Bill would ease gun info-sharing

As the nation's capital region reeled from sniper attacks, the House passed legislation to make it easier for states to share information with a federal database of people prohibited from owning guns.

The legislation was approved unanimously Oct. 15 as law enforcement officials continued their manhunt for the sniper who has terrorized the Washington, D.C., area.

The legislation requires states and federal agencies to provide the FBI with all relevant records to conduct a criminal background check.

The bill establishes a nationwide grant program to state law enforcement agencies and state courts to automate and transmit records to be included in the federal instant background check database. The bill would provide more than $1 billion during the next three years to help states get records into a database.

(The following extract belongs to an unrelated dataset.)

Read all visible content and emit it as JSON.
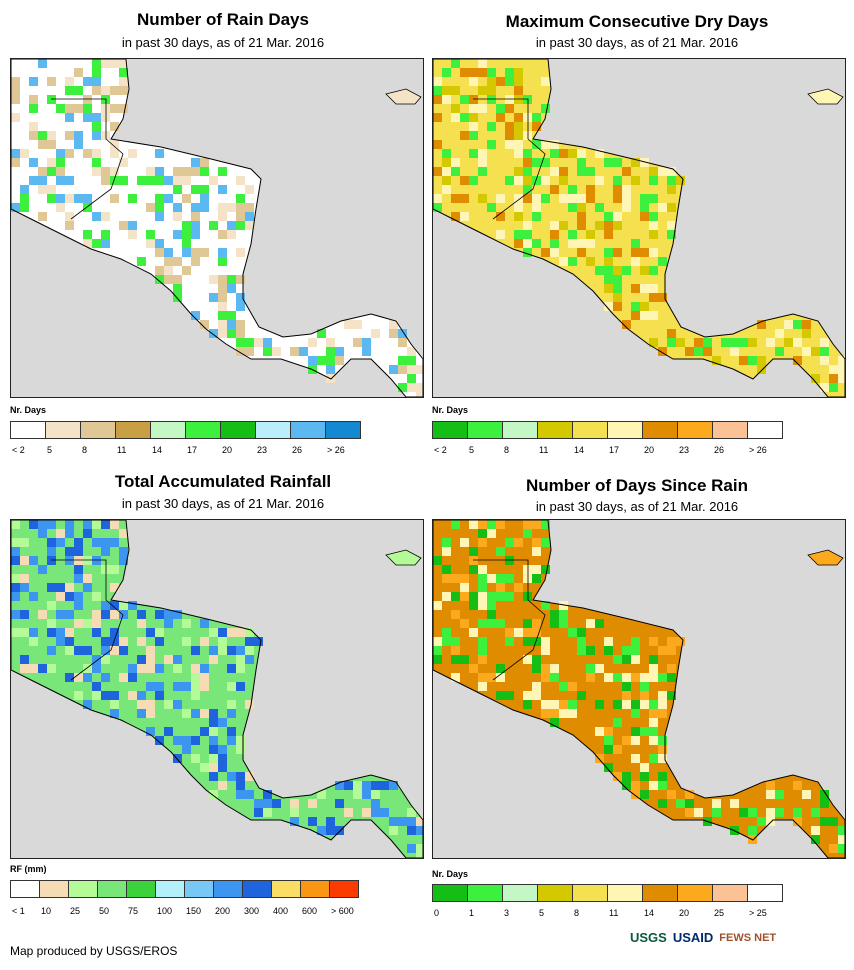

Rep. Connie Morella (R-Md.), who represents the area in suburban Maryland that was the site of several of the shootings, said authorities don't know how the sniper got a high-powered gun.

But, she said, "Ten thousand people who shouldn't have, got guns because of incomplete records. We don't know if this depraved killer would be 10,001."

The bill now moves to the Senate, where supporters hope it will pass before Congress recesses in advance of the November election.

With the mood in Congress grim over the sniper attacks, lawmakers as diverse as Rep. John Dingell, a Michigan Democrat who has been a leading foe of expanded gun control laws, and Sen. Larry Craig (R-Idaho), a National Rifle Association board member, support the legislation.